My Take on Technical Debt as the CEO
As the CEO of the company, my view differs from Trevor’s at times. Sometimes, I’ll prioritize adding new features over addressing technical debt that does not seem urgent to me. I appreciate that our dev team is thinking about technical debt, however as the Product Owner, I want to be involved in decisions on where technical debt falls into our roadmap and priorities.
If I see that the team is working on technical debt that I haven’t been consulted on while features I have requested are taking a while to finish, that can be frustrating. I also suspect that sometimes upgrades the dev team has chosen to address, cause new bugs that I find.
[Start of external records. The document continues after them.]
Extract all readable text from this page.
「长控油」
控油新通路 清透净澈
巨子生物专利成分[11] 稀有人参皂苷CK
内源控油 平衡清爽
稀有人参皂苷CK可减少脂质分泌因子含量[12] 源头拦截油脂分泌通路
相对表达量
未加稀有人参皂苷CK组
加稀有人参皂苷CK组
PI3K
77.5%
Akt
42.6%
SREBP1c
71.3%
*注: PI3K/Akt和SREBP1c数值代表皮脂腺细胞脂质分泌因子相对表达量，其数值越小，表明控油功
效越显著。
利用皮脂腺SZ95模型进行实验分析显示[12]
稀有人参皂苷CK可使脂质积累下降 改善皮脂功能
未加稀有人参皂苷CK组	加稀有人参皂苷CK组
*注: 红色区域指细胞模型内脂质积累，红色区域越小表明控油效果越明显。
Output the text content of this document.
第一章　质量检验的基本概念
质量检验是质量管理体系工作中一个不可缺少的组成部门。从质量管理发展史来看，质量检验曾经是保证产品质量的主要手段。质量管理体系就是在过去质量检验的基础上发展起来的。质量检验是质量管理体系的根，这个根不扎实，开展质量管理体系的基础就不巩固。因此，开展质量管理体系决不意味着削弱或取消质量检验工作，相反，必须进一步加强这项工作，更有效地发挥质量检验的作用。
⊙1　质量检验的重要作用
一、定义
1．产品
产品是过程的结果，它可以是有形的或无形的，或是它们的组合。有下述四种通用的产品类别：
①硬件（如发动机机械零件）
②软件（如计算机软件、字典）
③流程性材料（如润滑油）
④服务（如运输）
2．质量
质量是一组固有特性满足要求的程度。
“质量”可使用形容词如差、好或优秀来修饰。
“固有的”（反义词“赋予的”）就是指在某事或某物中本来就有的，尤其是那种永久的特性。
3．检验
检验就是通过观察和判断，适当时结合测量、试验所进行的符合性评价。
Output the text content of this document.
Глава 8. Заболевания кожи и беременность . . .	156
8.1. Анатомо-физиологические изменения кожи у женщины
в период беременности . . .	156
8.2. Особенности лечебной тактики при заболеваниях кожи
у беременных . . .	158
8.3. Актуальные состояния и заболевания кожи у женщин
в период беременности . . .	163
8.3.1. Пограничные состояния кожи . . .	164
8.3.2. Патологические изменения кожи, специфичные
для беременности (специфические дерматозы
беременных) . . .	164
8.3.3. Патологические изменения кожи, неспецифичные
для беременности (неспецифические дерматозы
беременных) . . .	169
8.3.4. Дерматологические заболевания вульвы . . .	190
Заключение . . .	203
To continue Trevor’s finance analogy: When my savings account is paying 5% interest, I’m glad I didn’t use my cash to pay down my mortgage (which is at 3%).
What Approach is Right for Your Company?
The right strategy depends on the size and stage of your company, as well as your unique risks and goals. Startups may tolerate more debt to gain market share quickly, while established companies may prioritize security and scalability.
Consider your company’s tolerance for risk, the structure of your dev team, and your industry’s requirements. Health and finance companies, for instance, will have a low tolerance for technical debt due to the sensitivity of the data they handle.
Creating a Culture of Continuous Debt Management
While these approaches offer distinct strategies, the key to success lies in building a culture of continuous debt management. Whether reactive, proactive, or hybrid, the focus should always be on preventing technical debt from becoming overwhelming.

Principles for Cultivating a Debt Management Culture
- Commitment from Leadership: Leaders should communicate the importance of debt management, and ensure initiatives are recognized and seen as a key component of overall success.
- Celebrate Wins and Progress: Whether it’s a significant refactoring effort, an improvement in code quality, or a reduction in maintenance time, celebrating these achievements helps to reinforce the positive behavior and motivate the team to continue these efforts.
- Foster Cross-Team Collaboration: Building a culture of continuous debt management means encouraging collaboration and transparency across all teams. When cross-functional teams work together, they can identify and resolve debt more effectively.
Final Thoughts on Technical Debt?
Technical debt is a natural part of any development process. The key is understanding how to manage it without letting it drag your company and your team down. By being intentional with your choices, regularly paying down debt, and balancing it with business goals, you can use technical debt as a tool for growth rather than a roadblock.